Не думаю, что мы с Альберто много разговаривали. К тому времени я знала от Марии, что он был другом моего отца. Мне хотелось услышать от него, как я похожа на отца. Мне хотелось, чтобы он сказал, что если бы кто-нибудь спросил у него: «Которая здесь дочка С.?», он бы мигом выбрал меня из толпы. Во всяком случае, так говорили дамы в страховой конторе на Стэйт-стрит, где мы с Марией дожидались выплаты ее месячной премии, и в электрической компании, где мы оплачивали счет, и еще раз, когда мы однажды утром выходили из церкви, и какой-то человек по имени Барнс сказал, что я — вылитая С. Я спросила у Марии, что это значит, и она объяснила, смеясь сквозь слезы. А я не плакала, потому что мне казалась, что быть на кого-то похожей — значит, принадлежать ему, а мне больше всего на свете хотелось принадлежать С. Но Альберто никогда не заговаривал о моем отце. Ни разу, даже когда я, поглядывая, как он готовит мой заказ, привставала на табуретке и поворачивала голову, чтобы он мог разглядеть меня в профиль. Я надеялась, что он, увидев мой профиль, непременно скажет: «Знаете, маленькая леди, вы наверняка дочка С. Наверняка».
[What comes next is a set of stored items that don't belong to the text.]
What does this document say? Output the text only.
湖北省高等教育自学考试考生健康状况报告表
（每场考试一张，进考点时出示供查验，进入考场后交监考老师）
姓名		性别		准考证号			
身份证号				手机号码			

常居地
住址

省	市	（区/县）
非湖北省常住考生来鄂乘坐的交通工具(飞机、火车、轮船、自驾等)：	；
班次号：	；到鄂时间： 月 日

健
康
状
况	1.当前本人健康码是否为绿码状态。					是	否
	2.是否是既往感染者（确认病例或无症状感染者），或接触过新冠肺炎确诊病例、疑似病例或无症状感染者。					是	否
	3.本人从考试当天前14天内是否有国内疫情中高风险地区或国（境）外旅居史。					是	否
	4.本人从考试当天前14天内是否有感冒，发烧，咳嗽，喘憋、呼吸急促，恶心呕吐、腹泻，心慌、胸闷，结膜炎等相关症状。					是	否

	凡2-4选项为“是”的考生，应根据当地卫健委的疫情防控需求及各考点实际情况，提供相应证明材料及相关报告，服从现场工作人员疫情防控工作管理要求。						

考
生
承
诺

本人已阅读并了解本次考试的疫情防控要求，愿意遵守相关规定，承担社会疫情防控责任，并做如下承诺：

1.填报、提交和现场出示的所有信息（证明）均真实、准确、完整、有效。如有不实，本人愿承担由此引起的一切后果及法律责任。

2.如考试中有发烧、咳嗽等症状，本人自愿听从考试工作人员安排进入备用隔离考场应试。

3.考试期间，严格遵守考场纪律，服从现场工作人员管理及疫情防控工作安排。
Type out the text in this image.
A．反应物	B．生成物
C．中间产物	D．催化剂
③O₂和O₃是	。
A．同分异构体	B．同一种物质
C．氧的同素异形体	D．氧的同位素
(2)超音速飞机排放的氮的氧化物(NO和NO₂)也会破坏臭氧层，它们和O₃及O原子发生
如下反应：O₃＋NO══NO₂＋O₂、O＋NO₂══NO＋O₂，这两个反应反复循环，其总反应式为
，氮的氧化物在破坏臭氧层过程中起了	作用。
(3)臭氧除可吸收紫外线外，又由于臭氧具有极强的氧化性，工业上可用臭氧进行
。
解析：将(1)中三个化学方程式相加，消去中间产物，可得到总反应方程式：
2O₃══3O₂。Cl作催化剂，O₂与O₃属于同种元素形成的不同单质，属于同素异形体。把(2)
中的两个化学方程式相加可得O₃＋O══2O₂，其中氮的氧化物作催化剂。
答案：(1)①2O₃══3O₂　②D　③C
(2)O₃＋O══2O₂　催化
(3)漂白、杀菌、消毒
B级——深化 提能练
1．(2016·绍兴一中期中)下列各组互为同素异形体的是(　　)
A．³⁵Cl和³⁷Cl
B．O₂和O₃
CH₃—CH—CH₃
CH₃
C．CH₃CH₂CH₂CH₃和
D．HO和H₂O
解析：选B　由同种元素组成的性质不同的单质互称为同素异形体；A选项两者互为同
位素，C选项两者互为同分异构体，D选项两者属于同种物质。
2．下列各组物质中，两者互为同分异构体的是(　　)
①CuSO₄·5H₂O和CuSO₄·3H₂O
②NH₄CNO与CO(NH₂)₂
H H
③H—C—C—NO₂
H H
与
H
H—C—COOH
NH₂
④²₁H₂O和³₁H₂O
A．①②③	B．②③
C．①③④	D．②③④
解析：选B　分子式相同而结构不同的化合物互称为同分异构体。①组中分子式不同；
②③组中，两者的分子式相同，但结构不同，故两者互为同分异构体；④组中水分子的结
В конце концов я бросала позировать и приступала к делу. Как только я бралась за серебряную лопаточку, Альберто принимался за работу, поправляя что-то в другой части кондитерской. Он давал мне сосредоточиться на мороженом, на его вкусе рядом с горячим вкусом помадки. Холодное на горячем. Горячее до дрожи. Иногда я пробовала отдельно мороженое, а потом отдельно шоколад, а потом их вместе. Я ела не спеша, проводя лопаткой по языку сверху вниз, и думала о разных вещах. Думала, будут ли те, кто тебя любили — на самом деле любили, — любить тебя всегда. Любить даже тогда, когда они ушли. И думала, как странно, что дольше всего остается во рту вкус ванили. Как когда хлебнешь из маленькой серебряной бутылочки в кладовке у Марии. И я всегда, сидя в седле перед серебряным блюдцем с мороженым, думала о С., гадала, буду ли всегда любить его так, как люблю теперь. Я сидела тихо, чувствуя, как тает на языке вкус ванили. Но я была уверена, что моя любовь к С. никогда не растает. В себе я не сомневалась, и это было хорошо. Было на кого положиться. Последние несколько ложек были почти жидкими. Я выскребала блюдце лопаточкой и, не стесняясь, вылизывала его. Затем происходила церемония с водой «Виши».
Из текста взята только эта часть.